トシコツメアシフタオシジミ Hypolycaena toshikoae H. Hayashi はフィリピン・ルソン島産の1個体のオスに基づいて記載された。その後長期間にわたって採集記録が無かったが、最近ミンドロ島・ハルコン山で多くのオスと少数のメスが得られている。複数のオスの標本を観察していたところ、斑紋が他の個体と比べて異なるオス1個体を見出した。この個体を詳細に
検したところ、オス交尾器形態にも違いが認められた。
上掲の画像に見られるように、異常型と思われる個体は翅形が他の個体と比較して、前翅外縁が中央部で外側に張り出している。また翅表では後翅1b、2、3室外縁部の黒班の形状が違う。すなわち通常は三角形状を成すが、本異常個体では基部に向かってあまり細くならず、四角形の上方がやや尖っている程度である。さらに裏面の地色が通常の個体より薄茶色がかるなどの相違がある。そこで交尾器はどうなっているのか、観察した。
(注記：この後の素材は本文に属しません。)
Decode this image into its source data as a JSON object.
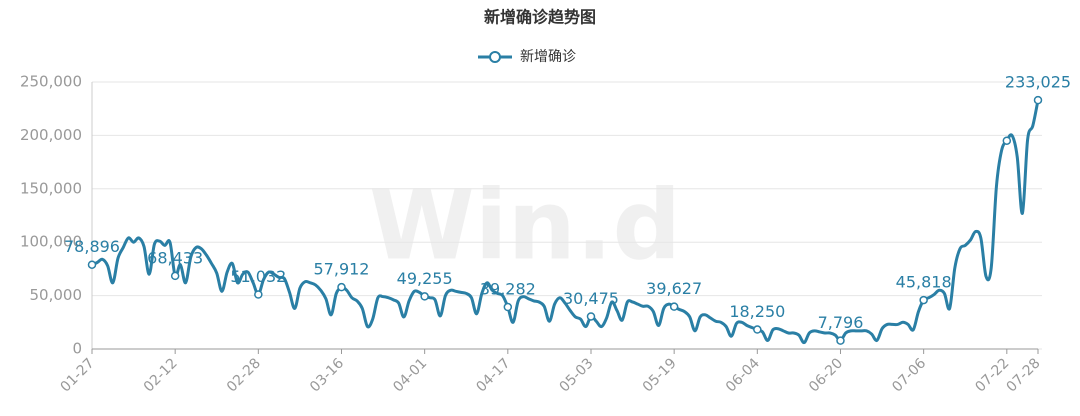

上の図が トシコツメアシフタオシジミ のオス交尾器形態である。
一方、異常個体と思われる個体のオス交尾器の図を下に掲げる。
異常個体と思われる個体は、以下のような違いが確認された。
1.ヴィンクルム腹面中央は前方に向かって三角状に突出する。そのため腹面中央部が最も幅が広い。
2.サックスはヴィンクルムに重なり突出しない。
3.ヴァルヴァは同形だが、角状部先端に著しく長い一対の剛毛をもつ。
4.ファルスは短い。基半部は膨大する。先端部は、腹方に湾曲する。腹面の板状片は、硬化が弱く、癒合せずに二分岐する。表面のコルヌティは個々が大きく、やや列状になる。
外見からは個体変異の一環とも考えられるが、オス交尾器形態における変異もあるので、僕は追加の標本が得られるまで異常型として、この個体を記録することにした。
詳細は大阪市立自然史博物館研究報告 第69号に掲載されている。